到了北京(jīng )以后我打算就(jiù )地找工作,但这个想法很(hěn )快又就地放弃(qì )。
老夏的车经(jīng )过修理和重新(xīn )油漆以后我开了一天,停路边的时候没撑好车子倒了下去,因为不得要领,所以扶了半个多钟头的车,当我再次发动的时候,几个校警跑过来说根据学校的最新规定校内不准开摩托车。
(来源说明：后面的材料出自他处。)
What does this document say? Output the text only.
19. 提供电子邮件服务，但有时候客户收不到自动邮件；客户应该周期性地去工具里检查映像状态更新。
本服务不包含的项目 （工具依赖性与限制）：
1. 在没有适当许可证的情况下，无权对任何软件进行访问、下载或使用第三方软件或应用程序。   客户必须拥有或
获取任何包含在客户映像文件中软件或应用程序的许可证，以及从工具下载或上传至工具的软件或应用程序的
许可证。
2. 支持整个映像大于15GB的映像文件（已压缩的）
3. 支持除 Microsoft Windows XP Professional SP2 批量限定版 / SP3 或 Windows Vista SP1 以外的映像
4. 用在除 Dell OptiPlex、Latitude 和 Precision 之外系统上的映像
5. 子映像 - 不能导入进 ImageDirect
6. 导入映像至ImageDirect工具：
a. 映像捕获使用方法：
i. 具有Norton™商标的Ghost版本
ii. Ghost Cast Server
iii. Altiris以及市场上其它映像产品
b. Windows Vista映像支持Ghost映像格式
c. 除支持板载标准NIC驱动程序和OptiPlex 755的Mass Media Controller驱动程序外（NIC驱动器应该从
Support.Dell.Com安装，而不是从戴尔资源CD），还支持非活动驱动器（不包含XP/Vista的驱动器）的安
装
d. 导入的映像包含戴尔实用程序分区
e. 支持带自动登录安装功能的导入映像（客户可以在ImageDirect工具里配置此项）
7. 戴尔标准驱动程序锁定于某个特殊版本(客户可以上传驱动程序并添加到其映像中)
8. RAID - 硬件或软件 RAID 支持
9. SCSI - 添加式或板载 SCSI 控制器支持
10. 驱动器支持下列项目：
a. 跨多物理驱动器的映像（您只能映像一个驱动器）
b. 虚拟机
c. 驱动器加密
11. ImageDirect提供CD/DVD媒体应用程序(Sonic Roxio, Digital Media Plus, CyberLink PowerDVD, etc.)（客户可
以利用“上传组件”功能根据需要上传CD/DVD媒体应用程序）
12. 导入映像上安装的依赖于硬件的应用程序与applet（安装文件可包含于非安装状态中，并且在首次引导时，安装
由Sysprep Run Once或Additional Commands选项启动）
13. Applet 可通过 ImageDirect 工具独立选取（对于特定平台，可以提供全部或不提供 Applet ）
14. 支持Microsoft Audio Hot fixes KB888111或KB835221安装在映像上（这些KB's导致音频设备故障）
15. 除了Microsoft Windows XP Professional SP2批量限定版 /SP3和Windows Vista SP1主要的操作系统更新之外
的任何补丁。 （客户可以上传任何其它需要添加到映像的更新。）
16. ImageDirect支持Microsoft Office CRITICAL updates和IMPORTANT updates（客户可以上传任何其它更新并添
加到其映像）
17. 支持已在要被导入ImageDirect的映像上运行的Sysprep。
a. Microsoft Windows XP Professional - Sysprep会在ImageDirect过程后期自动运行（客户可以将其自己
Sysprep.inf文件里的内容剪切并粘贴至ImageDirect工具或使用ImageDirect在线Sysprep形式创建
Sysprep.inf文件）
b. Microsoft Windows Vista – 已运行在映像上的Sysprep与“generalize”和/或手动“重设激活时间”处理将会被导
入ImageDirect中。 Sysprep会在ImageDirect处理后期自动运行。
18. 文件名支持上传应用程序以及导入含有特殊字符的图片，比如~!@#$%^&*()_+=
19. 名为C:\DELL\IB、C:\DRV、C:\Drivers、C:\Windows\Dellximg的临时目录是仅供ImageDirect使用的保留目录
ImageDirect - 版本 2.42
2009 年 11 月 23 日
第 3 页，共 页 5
我(wǒ )说:难道我推(tuī )着它走啊?
而老(lǎo )夏迅速奠定了他在急速车(chē )队里的主力位(wèi )置,因为老夏(xià )在那天带我回(huí )学院的时候,不小心油门又没控制好,起步前轮又翘了半米高,自己吓得半死,然而结果是,众流氓觉得此人在带人的时候都能表演翘头,技术果然了得。
后来的事实证明,追这部车使我(wǒ )们的生活产生(shēng )巨大变化。
此(cǐ )后我决定将车的中段和三(sān )元催化器都拆(chāi )掉,一根直通(tōng )管直接连到日(rì )本定来的碳素尾鼓上,这样车发动起来让人热血沸腾,一加速便是天摇地动,发动机到五千转朝上的时候更是天昏地暗,整条淮海路都以为有拖拉机开进来了,路人纷纷探头张望,然后感叹:多好的车(chē )啊,就是排气(qì )管漏气。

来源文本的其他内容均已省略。